At once amusingly playful and poignantly sincere, The Strange Case of Angelica finds Manoel de Oliveira, at 101 still the world’s oldest living filmmaker, hitting upon a rewardingly weird groove after the disappointingly skimpy Eccentricities of a Blonde-Haired Girl. A fairy tale about blissful surrender to love—and, by extension, the photographic image—Oliviera’s latest is both sublimely silly and deeply earnest, a snapshot of consuming obsession and the inspiring power of art that’s like falling into a bewildering, beguiling dream. That mood is epitomized by early corresponding images of Isaac’s (Oliveira regular Ricardo Trepa) face as he drives at night to a ritzy manor, and of the deep-red taillights of his car penetrating the surrounding darkness—unreal sights of fear, passion, curiosity, mystery and transition that encapsulate the subsequent material’s concerns.
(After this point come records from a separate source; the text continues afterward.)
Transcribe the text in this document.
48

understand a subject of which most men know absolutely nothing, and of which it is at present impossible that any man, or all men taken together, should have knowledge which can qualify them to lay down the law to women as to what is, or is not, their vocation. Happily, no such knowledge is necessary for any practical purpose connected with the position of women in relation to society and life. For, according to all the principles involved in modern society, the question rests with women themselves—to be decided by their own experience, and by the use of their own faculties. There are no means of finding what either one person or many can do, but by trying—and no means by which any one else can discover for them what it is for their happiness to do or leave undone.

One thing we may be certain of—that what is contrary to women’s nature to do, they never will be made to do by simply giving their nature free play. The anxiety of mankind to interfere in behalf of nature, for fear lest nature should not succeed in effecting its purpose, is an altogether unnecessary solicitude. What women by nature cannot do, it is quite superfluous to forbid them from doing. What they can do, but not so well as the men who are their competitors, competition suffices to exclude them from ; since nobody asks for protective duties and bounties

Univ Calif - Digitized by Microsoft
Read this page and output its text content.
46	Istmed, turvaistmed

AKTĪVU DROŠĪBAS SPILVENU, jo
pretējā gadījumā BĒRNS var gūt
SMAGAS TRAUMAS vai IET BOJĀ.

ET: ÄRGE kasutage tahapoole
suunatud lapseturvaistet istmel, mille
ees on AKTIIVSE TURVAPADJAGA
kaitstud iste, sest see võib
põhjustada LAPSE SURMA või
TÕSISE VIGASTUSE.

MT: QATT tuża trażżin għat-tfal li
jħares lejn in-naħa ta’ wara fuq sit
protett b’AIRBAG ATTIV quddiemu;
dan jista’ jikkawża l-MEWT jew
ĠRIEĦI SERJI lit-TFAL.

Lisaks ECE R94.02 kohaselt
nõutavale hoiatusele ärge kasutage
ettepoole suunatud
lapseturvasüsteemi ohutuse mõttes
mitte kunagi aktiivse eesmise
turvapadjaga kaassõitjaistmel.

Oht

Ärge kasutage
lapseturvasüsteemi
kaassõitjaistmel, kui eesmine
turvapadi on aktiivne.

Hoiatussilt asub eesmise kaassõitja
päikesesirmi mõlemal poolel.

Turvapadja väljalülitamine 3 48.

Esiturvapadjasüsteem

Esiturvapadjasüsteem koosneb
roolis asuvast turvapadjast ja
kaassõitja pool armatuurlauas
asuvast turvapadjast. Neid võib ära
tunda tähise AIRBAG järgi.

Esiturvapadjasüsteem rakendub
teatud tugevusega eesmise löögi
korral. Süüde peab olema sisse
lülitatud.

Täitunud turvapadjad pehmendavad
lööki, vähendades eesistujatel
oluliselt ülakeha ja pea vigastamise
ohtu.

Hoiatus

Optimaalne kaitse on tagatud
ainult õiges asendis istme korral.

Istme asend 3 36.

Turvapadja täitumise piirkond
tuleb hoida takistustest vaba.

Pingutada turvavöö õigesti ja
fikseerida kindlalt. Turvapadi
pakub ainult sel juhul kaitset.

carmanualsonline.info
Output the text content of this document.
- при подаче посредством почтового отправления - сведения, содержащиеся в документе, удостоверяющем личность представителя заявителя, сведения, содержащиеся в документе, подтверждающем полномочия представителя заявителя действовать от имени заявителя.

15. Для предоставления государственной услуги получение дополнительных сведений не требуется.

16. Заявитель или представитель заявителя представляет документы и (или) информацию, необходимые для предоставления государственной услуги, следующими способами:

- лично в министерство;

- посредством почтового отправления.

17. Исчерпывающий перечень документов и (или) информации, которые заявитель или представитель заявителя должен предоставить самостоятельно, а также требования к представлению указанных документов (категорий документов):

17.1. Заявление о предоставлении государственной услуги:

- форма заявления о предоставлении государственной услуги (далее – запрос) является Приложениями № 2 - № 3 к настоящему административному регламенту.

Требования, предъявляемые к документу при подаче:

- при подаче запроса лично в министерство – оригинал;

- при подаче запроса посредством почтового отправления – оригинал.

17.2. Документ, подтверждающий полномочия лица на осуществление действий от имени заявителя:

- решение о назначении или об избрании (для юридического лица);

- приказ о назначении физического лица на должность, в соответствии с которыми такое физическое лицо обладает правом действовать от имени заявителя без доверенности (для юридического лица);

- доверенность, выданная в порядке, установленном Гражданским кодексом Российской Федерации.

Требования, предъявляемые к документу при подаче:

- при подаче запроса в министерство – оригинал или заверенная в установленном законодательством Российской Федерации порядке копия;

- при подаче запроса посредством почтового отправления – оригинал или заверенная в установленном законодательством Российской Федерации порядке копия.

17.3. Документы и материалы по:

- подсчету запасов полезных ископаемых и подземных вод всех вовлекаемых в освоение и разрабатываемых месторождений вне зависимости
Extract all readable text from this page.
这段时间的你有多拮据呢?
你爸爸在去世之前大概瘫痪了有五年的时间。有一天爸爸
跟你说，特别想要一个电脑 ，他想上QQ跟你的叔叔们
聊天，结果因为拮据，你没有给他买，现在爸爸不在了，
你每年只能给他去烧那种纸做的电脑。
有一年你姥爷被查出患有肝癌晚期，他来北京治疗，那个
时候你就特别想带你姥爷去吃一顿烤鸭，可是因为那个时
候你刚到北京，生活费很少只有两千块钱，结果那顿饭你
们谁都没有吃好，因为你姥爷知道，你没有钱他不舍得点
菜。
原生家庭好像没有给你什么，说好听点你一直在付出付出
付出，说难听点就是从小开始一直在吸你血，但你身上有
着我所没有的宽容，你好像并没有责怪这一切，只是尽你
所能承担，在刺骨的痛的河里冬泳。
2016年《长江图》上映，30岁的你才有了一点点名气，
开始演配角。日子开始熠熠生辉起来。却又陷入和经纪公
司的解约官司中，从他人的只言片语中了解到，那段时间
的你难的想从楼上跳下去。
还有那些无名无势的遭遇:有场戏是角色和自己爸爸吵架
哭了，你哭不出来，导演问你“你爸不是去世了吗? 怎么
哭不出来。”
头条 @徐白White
Isaac is a Sephardic Jew in Portugal, commissioned during the midnight hours to travel to a palatial estate, where the Madam (Leonor Silveira) wants him to take a photo of her beloved daughter Angelica (Pilar Lopez de Ayala), whom Isaac discovers upon his arrival, and to his considerable surprise, is deceased. More crucial still, she’s a borderline-angelic newlywed who not only comes into focus through his camera’s viewfinder, but seemingly to life itself, opening her sparkling eyes to smile at him with overpowering beauty.
The dead return to life through the lens, and so too does Isaac’s spirit, with this vision of resurrection affording him a new view on the world. Introduced as a man encased in the static emanating from his archaic radio, Isaac soon hears and sees his surroundings clearly—specifically, the “old world,” which takes the form of field workers toiling on the hill directly opposite his flat’s balcony, and is also epitomized by 19th-century piano music that accompanies transitional shots of the region. Soon, Isaac’s deathbed photos of Angelica sit alongside pics of angry-looking men wielding hoes, superficially incongruous portraits that nonetheless also suggest harmony in their celebration of life and humanity. The photographer’s consuming fixation on Angelica, however, affords no peace in reality, where caravans of noisy trucks outside his window, as well as behind-the-back criticisms of his “strange” behavior by his landlady and her breakfast companions, merely compound the dissonance wrought from his infatuation with a girl no longer alive. Rather, it’s only in black-and-white sleep where Isaac finds heavenly contentment, taking flight with Angelica’s glowing spirit in his arms and, along the journey, picking a white rose off a river’s surface for his love, a joyous smile on their faces.
Oliveira’s romantic reveries have more than a trace of cornball sentimentality about them. Yet The Strange Case of Angelica’s depiction of overwhelming amour—and the means by which Isaac’s love offsets his outsider Jew-artist-“madman” status relative to Angelica's clan and the judgmental landlady—is nonetheless energized by random humor. Oliveira’s static compositions have a painterly grace, their studied airlessness proving no hindrance to good-humored drollness, as in the director’s jabs at the pretentious bourgeoisie, or the numerous shots in which Isaac clutches a locked gate and plaintively screams Angelica’s name. A discussion at the landlady’s kitchen table touches upon a perplexing range of topics, from antimatter and apocalyptic mosquitoes to economic crisis and climate change, in the process speaking to Isaac’s earthly/otherworldly predicament with oblique wittiness, and consequently recasting the action as a poetic tragi-rom-com. For Oliveira, the new and ancient, living and dead, and emotions both stymied and fulfilled, all coexist in intricately knotty ways, their relationships as natural as the food-chain pecking order shared—as seen in the film’s most amusing scene—by birds, cats and dogs.